—¿Estás seguro? —pregunté dubitativa. La casa de mis padres estaba llena de tesoros que la familia había ido acumulando a lo largo de la vida. Nada era insignificante, todo tenía su dueño, su historia y su importancia.
—Totalmente —contestó él con una sonrisa de apoyo sincero.
—Tienes razón. Me estoy portando como una verdadera idiota y, en cambio, tú estás demostrando tener una paciencia infinita conmigo —dije antes de volverme hacia la dueña de la tienda—. ¿Cuánto cuesta?
Ella mencionó un precio que no era tan fabuloso como yo había temido, pero antes de que pudiera decir: «Envuélvamelo», Pedro empezó a regatear con sus mejores maneras. Creo que fue la intensa mirada de sus profundos ojos verdes, y no las protestas por lo caro que era el cuenco, lo que finalmente consiguió que la vendedora bajara el precio. Por una mirada así, yo hubiera estado dispuesta a regalarle el cuenco, cerrar la tienda e invitarlo a un café.
—No sé como agradecértelo —dije mientras nos alejábamos—, has estado… —iba a decir «Impresionante», pero de repente pensé que el apelativo podía resultar demasiado íntimo para una persona a la que acababa de conocer y decidí terminar la frase con un ademán que significaba que su ayuda había resultado inestimable.
Lo cual no era del todo cierto. Si lo hubiera comprado yo sola, me habría puesto un poco más nerviosa y habría pagado un poco más, pero habría superado el trance. Sin embargo, tenía que reconocer que junto a él todo resultaba más interesante y divertido.
—Puedes agradecérmelo ayudándome a buscar un paraguas que me permita hacer las paces con Julián —repuso él con soltura, y me agarró del brazo para llevarme hacia una callejuela. En la esquina, una banda callejera tocaba un villancico y el sol aún brillaba, lanzando destellos sobre los cacharros de cobre, pero la mera mención del nombre de «Julián» empalideció los colores del mercadillo—. Hay una tienda que vende bastones y paraguas debajo de ese arco.
Mi mente se empeñaba en obviar la existencia de Julián, y mi cuerpo se estremecía ligeramente ante cada pequeño contacto físico con Pedro. Racionalmente, sabía que allí no había ningún futuro amoroso, pero mi inconsciente se revelaba constantemente y deseaba disfrutar de la compañía de ese hombre por siempre jamás.
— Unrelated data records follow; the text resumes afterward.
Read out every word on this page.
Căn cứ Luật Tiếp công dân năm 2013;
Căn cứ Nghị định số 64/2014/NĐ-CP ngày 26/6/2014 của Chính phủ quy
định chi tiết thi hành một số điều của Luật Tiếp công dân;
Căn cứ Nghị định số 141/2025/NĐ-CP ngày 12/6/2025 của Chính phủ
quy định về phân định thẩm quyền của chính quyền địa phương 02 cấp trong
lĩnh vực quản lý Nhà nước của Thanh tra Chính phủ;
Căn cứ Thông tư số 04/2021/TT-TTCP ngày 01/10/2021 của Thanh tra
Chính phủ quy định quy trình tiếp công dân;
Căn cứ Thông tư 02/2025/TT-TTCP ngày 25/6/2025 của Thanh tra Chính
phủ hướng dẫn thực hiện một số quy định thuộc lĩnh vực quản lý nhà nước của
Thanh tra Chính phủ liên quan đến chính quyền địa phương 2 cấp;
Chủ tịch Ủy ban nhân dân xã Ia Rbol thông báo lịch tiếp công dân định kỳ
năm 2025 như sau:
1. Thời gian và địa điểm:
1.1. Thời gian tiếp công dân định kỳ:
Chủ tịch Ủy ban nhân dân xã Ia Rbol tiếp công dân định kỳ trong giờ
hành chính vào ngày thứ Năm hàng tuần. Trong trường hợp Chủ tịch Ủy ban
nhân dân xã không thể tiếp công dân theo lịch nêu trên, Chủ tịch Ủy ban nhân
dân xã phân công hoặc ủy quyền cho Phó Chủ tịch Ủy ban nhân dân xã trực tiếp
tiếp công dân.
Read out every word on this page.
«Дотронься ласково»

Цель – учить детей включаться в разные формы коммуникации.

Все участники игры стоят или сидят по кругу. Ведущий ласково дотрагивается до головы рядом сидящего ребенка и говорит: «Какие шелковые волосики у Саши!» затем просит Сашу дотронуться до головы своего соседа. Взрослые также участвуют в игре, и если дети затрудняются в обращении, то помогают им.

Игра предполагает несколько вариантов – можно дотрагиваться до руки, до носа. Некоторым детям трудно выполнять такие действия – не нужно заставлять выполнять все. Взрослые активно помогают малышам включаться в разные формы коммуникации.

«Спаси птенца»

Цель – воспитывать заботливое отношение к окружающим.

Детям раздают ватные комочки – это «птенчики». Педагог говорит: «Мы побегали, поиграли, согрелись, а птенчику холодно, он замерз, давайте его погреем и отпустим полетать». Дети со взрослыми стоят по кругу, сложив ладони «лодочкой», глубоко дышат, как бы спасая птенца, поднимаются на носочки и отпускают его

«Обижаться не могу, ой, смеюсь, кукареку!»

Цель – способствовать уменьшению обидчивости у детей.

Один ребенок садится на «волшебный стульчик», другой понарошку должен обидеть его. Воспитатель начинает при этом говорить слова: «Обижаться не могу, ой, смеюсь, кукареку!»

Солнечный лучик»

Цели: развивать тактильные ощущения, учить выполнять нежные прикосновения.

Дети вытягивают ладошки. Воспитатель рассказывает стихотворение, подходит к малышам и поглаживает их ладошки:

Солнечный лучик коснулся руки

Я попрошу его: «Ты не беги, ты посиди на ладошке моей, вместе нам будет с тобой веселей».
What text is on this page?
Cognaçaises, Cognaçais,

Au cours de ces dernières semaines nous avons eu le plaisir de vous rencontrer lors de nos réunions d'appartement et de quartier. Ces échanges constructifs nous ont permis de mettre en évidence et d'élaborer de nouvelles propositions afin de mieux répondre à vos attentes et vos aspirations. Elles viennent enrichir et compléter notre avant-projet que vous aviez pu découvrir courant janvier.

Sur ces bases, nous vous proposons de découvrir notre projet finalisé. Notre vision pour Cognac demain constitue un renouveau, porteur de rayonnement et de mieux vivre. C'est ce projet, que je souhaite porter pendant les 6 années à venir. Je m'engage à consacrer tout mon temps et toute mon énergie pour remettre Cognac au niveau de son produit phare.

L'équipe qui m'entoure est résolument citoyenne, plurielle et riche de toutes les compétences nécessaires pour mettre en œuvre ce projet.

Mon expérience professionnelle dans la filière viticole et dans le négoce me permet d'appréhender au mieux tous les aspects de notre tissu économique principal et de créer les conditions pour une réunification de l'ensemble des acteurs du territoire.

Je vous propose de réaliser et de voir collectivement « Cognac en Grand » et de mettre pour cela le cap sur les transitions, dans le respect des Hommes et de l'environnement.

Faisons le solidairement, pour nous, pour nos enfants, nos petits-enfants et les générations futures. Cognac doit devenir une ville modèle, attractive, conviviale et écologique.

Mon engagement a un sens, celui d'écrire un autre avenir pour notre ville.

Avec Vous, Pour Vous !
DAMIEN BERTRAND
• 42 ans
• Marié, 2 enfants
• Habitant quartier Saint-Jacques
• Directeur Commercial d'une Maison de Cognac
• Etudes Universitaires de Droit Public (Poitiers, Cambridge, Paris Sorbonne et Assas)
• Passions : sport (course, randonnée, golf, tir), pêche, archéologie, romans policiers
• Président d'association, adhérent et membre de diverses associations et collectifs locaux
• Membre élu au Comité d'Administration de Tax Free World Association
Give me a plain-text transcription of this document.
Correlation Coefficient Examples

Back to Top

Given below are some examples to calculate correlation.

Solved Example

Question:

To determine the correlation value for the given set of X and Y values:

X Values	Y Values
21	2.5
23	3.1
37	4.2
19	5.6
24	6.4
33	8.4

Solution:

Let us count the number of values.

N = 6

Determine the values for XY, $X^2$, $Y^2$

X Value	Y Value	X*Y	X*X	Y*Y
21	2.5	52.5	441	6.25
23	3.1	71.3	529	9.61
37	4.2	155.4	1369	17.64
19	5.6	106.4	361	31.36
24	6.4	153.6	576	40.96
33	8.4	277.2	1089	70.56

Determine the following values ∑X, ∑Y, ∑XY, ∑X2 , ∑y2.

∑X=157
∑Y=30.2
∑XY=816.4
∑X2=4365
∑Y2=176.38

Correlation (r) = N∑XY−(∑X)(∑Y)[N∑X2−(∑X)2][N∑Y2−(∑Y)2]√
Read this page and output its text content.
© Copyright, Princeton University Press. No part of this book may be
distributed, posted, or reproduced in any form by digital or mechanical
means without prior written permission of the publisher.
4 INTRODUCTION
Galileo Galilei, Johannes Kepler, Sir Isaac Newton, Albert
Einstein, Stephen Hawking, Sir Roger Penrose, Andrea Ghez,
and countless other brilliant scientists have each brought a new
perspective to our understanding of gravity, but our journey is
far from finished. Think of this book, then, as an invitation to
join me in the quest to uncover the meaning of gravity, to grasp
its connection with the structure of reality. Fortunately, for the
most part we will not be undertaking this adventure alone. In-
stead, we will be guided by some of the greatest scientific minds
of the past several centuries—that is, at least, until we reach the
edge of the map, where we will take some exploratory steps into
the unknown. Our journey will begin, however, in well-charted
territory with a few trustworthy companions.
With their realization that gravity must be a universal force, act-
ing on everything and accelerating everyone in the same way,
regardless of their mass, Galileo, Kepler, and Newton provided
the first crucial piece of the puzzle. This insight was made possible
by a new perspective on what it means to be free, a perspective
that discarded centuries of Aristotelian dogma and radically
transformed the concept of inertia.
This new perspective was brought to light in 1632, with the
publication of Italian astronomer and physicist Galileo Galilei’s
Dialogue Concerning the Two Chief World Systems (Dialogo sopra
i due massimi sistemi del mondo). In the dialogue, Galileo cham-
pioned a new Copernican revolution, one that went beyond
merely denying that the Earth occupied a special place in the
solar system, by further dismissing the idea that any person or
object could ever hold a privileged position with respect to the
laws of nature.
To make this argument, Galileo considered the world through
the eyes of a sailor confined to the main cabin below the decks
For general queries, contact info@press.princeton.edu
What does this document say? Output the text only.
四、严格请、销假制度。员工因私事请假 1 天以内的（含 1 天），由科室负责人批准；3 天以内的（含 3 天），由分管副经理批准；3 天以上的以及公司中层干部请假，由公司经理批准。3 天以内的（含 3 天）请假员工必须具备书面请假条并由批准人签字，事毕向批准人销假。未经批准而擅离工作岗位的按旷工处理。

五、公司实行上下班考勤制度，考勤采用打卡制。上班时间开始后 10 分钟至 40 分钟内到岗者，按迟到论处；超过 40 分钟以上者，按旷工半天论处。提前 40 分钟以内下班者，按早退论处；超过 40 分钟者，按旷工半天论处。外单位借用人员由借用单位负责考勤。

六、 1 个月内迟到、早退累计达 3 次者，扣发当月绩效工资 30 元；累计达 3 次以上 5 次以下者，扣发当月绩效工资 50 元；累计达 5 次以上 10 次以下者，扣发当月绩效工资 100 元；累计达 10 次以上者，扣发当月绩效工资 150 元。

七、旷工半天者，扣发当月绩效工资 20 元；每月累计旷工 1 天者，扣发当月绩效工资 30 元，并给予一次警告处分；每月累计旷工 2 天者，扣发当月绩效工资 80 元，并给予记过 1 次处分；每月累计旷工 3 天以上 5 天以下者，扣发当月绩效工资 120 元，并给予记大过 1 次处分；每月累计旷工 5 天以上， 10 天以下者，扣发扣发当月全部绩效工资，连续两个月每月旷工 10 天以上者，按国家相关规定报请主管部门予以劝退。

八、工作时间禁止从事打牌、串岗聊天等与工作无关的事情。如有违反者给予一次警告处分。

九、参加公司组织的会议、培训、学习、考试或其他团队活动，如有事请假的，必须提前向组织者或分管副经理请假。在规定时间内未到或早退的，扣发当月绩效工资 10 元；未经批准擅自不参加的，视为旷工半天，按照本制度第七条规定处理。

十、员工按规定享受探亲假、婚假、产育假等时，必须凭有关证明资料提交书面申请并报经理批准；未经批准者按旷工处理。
Sin embargo, no tenía derecho a sentir celos de Julián, al igual que Pedro no sentía celos de David. Me tendría que conformar con que fuéramos simplemente amigos. Eso era lo mejor. Y si mis entrañas se derretían cada vez que me miraba o me tocaba, la solución tampoco estaba en subirme a un tejado para gritarle mis sentimientos al mundo entero y quedar totalmente en ridículo, ¿Verdad? A Pedro se detuvo en uno de los puestecillos, lleno de herramientas antiguas.
—¿Quieres comprar un regalo para David? —preguntó.
—¿David?
—Un detalle —respondió el lanzándome una mirada intencionada—, cualquier cosa, para que sepa que piensas en él —añadió tomando unos alicates de bronce. Yo tuve la impresión de que se estaba burlando un poco de mí, y de que sabía que no había dedicado un solo pensamiento a David en toda la mañana—. Coleccionar herramientas antiguas es un buen pasatiempo.